In Stroumsa’s capable hands, the image of Maimonides that emerges is not a portrait of a brilliant Talmud-centric Lithuanian Rosh Yeshiva; rather a kind of pre-Renaissance Renaissance man who was completely fluent in the philosophical discourse of his day and who attempted an unapologetic reading of Judaism using the prevailing intellectual tools of his day. The secret to Maimonides’ success, which Stroumsa sees as the culmination of prior attempts by Jewish philosophers, was his distinct ability to observe with cool, scholarly detachment all of the philosophical and religious traditions that preceded him – including his own Judaism.

Pervasive self awareness is both the blessing and curse of modernity.
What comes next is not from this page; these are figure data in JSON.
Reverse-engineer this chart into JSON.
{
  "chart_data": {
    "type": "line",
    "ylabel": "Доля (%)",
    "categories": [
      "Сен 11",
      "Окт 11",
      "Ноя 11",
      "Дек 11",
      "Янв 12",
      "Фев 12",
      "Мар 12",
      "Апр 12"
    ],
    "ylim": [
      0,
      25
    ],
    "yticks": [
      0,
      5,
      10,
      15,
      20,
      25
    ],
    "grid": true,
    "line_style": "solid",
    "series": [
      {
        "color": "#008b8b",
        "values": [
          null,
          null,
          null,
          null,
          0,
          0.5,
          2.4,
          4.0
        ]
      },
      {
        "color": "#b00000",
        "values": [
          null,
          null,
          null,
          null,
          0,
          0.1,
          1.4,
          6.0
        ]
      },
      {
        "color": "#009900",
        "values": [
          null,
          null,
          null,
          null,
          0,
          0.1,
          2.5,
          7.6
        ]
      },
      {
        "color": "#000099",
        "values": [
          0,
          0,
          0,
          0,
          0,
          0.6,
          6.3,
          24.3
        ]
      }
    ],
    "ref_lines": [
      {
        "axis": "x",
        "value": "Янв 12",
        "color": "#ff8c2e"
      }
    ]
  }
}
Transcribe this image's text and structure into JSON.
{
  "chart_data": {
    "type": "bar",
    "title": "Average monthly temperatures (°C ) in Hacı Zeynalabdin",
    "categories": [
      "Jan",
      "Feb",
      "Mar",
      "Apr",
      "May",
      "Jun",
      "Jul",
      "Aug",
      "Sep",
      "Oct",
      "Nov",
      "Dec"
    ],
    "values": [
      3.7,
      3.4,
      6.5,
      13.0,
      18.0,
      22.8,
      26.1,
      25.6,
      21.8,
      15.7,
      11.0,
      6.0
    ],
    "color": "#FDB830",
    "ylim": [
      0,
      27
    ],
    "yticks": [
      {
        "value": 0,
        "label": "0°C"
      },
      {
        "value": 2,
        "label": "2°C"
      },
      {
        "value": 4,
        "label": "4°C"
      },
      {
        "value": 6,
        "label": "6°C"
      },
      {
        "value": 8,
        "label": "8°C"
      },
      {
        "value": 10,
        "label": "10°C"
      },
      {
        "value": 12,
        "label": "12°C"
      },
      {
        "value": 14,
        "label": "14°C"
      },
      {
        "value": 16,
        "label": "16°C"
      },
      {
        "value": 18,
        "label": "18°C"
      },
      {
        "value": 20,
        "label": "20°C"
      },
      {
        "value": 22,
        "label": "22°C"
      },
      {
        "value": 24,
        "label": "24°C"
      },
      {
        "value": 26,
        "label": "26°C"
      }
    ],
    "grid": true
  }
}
However, when you are hundreds of years ahead of your time, it can only be experienced as a howling loneliness. Taking its cue from the popular saying “from Moshe (Rabbeinu) to Moshe (ben Maimon) there arose none like Moshe,” the final section of the book explores Maimonides’ idea of the “philosopher king” – a man who responds to the call for communal involvement, yet remains in philosophical contemplation. It is good to be king, but how lonely it is!

The second half of the twentieth century saw Modern Orthodox Judaism – particularly in its American strain – attempt to fashion itself as a Maimonidean movement. Some continue to call for “Maimonidean reform” [Marc D. Angel, Maimonides, Spinoza and Us: Toward an Intellectually Vibrant Judaism (Woodstock, VT, 2009)]. At the same time, there has been hesitation about a pure “imatatio Maimonides,” with some questioning the wisdom and feasibility of community-wide emulation of this elite, intellectually unparalleled, and singular Jewish leader. In the future conversations that are sure to ensue about Maimonides’ place in contemporary Jewish life, Stroumsa’s portrait will be a most welcome, indispensible guide.

Dr. Shai Secunda is a Fellow at the Scholion Center for Interdisciplinary Jewish Research – The Hebrew University of Jerusaelm.